The decree of the District Court is reversed, and the cause is remanded,
with instructions to dismiss the bill.

"1. In electrical heating apparatus adapted for use in permanently waving
hair, a plurality of independent tubular heaters arranged along a common
axis so as to heat insulated from each other, and in combination with a
switch whereby one of such heaters may be put into and out of operation
independent."

Thus patents are frequently issued for the machine and/or the process, but
the question of patentability of each must be separately decided. The
machine of the Eibel patent, No. 845,224 (see 261 U.S. 45, 43 S.Ct. 322,
67 L. Ed. 523), although in a sense practicing a new and useful method of
paper making, is an example where the means adopted to produce speedier
producing was not obvious to the skilled mechanic, and the machine was
therefore held to evidence the exercise of invention, and to be patentable
apart from any process.

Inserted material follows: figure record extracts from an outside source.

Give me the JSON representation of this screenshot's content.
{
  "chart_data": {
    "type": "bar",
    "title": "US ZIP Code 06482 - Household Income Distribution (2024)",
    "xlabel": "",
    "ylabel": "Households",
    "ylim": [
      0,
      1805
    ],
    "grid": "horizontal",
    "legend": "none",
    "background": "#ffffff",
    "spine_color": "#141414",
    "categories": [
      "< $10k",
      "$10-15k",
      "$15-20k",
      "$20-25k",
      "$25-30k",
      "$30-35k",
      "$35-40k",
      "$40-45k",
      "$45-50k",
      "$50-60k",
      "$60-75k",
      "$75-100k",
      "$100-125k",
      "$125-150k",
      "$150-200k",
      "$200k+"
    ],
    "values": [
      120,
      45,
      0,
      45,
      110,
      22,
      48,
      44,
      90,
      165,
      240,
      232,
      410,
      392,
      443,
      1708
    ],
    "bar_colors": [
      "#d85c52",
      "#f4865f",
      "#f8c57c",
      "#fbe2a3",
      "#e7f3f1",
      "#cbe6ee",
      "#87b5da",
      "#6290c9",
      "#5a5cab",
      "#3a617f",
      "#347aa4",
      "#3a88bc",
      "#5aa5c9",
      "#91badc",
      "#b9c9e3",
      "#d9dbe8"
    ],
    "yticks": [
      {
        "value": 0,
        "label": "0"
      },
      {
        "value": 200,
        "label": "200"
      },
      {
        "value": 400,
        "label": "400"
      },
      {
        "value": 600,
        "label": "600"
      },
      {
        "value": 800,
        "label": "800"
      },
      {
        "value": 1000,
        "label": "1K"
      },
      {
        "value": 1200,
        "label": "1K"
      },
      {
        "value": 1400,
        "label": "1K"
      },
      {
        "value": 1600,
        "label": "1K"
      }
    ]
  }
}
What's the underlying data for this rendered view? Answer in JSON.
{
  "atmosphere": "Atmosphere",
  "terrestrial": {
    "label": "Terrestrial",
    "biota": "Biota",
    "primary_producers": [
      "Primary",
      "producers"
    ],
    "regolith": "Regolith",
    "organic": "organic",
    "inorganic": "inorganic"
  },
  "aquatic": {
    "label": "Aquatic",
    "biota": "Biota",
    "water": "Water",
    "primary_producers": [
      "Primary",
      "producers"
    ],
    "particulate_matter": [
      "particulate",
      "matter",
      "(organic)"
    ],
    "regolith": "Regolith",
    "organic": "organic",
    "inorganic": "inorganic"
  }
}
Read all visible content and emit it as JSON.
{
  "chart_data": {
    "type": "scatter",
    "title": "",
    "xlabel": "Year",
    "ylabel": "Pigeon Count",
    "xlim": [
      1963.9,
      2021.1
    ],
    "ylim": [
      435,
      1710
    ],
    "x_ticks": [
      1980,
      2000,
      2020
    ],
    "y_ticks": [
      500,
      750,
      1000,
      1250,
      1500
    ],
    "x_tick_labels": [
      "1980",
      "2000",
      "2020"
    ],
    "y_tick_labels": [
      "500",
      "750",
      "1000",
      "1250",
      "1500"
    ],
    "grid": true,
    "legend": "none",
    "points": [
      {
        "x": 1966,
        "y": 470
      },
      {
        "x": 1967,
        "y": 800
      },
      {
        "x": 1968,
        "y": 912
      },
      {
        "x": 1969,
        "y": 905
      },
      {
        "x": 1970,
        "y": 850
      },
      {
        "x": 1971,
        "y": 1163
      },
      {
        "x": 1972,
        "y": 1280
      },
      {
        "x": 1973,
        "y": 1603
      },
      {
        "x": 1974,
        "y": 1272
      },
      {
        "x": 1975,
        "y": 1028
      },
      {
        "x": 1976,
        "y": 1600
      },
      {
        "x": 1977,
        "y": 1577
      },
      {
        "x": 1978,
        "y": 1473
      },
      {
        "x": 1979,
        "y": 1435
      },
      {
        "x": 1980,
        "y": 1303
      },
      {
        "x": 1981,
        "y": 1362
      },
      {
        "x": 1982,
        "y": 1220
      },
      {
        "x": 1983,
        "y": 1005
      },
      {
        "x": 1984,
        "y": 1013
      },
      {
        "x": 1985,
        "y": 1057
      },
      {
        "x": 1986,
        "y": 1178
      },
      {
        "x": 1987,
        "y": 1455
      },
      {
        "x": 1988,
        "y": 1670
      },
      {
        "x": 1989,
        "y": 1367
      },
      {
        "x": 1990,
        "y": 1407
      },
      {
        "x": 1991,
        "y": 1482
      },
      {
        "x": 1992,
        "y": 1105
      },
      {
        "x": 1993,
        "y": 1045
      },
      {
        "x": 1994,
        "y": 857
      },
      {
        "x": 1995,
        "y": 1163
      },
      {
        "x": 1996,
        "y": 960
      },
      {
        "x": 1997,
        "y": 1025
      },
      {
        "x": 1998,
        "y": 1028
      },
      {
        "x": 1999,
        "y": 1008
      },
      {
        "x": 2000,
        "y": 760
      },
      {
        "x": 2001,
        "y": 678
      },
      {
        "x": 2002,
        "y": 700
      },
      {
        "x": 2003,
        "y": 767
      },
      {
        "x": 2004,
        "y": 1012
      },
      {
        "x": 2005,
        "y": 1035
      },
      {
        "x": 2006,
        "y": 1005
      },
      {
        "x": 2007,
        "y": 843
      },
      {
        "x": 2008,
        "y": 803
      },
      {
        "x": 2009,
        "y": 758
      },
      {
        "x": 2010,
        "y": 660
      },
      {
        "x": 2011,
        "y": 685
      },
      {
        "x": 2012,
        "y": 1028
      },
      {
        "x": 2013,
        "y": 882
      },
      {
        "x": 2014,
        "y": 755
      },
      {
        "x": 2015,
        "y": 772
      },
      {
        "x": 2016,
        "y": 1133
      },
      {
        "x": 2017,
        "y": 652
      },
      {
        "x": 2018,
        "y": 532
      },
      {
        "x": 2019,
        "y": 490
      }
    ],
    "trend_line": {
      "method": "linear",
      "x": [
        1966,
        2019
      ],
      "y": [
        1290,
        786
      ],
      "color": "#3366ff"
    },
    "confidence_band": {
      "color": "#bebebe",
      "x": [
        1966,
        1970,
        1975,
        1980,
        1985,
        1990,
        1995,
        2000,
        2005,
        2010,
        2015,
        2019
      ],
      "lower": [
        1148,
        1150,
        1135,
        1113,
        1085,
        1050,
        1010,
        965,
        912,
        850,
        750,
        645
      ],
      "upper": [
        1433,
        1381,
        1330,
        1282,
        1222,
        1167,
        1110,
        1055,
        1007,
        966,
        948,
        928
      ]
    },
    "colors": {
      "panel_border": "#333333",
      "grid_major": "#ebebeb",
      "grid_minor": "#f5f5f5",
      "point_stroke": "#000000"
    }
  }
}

Such examples might be greatly multiplied.
55 F.2d -- 54-1/2

It also represents but a duplication of operative parts, which likewise is
not invention. Slawson v. Grand Street R. Co., 107 U.S. 649, 2 S.Ct. 663,
27 L. Ed. 576; Dunbar v. Myers, 94 U.S. 187, 24 L. Ed. 34; Indiana Lamp Co.
v. Alvo Mfg. Co., 296 F. 623 (C.C.A. 6); Condit Elec. Mfg. Co. v.
Westinghouse Elec. & Mfg. Co., 200 F. 144 (C.C.A. 1); Nathan Anklet Support
Co. v. Cammeyer, Inc., 264 F. 968 (C.C.A. 2).